We have infrastructure in both of our Twin Cities downtowns that would be the envy of people in cities everywhere who are considering how to live with the impact of the climate change that society seems unwilling to address in meaningful ways: skyways, indoor parks, empty indoor spaces that used to (and could easily) be vibrant sites for all the walkable needs of the residents within its core. But both City Councils, to my mind, seem unwilling to dream big about their downtowns. We create bike lanes that, while well-intended, put dessert before the actual meal of a walkable city.

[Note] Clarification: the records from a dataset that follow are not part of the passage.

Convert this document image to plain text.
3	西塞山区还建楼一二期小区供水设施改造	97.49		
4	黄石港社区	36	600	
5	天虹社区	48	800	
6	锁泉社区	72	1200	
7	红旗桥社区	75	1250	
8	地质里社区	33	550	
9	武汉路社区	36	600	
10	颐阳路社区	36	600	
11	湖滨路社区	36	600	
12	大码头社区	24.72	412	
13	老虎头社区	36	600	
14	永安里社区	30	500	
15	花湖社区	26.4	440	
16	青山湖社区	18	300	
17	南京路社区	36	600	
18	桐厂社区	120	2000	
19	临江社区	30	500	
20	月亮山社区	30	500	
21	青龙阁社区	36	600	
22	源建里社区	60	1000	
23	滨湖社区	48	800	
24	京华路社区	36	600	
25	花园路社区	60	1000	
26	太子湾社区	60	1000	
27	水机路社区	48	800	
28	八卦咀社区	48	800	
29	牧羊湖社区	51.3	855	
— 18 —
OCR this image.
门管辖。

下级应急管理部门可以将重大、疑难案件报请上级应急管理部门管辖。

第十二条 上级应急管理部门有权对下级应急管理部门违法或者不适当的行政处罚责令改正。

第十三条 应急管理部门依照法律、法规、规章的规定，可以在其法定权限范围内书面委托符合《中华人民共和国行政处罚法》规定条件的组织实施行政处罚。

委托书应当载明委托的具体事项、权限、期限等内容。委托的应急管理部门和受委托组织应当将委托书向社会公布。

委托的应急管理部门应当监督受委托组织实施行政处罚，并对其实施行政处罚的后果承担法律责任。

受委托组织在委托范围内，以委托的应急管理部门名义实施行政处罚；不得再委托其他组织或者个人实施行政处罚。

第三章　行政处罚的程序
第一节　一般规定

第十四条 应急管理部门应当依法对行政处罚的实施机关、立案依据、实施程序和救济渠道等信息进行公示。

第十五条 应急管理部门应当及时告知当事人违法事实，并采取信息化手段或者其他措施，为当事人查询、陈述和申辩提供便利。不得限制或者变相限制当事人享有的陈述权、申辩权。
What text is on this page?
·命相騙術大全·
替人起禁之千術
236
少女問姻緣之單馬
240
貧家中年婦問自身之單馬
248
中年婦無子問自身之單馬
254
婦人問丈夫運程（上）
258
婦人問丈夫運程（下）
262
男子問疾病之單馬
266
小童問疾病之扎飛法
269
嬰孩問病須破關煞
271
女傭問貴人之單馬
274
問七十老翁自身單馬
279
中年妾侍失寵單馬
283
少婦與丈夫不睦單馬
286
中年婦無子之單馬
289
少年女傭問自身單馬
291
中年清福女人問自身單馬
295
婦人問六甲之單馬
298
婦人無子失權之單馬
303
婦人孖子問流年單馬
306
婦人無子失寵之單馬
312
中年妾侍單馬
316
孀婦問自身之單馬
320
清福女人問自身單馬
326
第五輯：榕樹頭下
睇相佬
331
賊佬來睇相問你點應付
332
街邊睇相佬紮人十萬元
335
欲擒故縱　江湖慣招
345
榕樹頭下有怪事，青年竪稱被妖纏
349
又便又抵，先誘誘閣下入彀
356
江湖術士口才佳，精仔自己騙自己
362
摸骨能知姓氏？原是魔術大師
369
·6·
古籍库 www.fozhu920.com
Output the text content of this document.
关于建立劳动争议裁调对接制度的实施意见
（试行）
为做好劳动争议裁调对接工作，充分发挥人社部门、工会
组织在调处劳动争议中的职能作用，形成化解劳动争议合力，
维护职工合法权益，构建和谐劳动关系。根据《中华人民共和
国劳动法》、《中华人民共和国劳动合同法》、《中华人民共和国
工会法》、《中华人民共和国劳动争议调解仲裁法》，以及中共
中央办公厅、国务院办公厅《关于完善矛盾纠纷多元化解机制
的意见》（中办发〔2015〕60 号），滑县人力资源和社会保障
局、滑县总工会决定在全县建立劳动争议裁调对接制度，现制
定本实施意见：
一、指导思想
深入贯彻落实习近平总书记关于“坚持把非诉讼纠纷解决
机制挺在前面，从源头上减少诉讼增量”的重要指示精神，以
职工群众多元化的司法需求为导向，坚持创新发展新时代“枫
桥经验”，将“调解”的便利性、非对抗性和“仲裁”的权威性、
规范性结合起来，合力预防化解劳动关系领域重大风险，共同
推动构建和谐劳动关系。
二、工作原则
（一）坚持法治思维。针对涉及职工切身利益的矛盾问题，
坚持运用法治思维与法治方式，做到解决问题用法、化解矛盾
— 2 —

We can convert most of the unused office spaces into residences, but unless we accept that those residents cannot live off of sports events and concerts or eat in restaurants every night, we will have downtowns that empty and fill on an irregular basis.

I am not a tax expert, but I have heard that there are benefits to leaving buildings empty with minimum upkeep. Can we take those benefits away or suspend them and perhaps come up with tax codes that reward occupying your building with the types of services that make an area livable: retail stores and medical offices, for instance?

Can we create meaningful programs by speaking with the young people who hang out at our metro stations and street corners with seemingly nothing better to do? I have spoken with a few of them through the years and, believe me, there are some incredibly innovative ideas in those heads. If we are not talking about their dreams we are truly missing the boat.

Is it time to admit that the assault on services for the mentally ill that has marked our descent into public spaces being used as wards for those struggling has been one of the greatest policy mistakes of the last 50 years? We cannot medicate our way out of our current crisis. But if you believe medication is the answer, then why not accept that many of our habitually unhoused or those living rough have chosen that option so that they can self-medicate in legal and illegal ways. Would it be possible to provide them that space, as some of the encampments have, so that they can be safe in the community?

We face challenges in downtowns across our country, but we should dream big dreams for these areas that, with innovation, could be some of our most livable spaces.

Sue Zumberge, of St. Paul, is the owner of Subtext Books.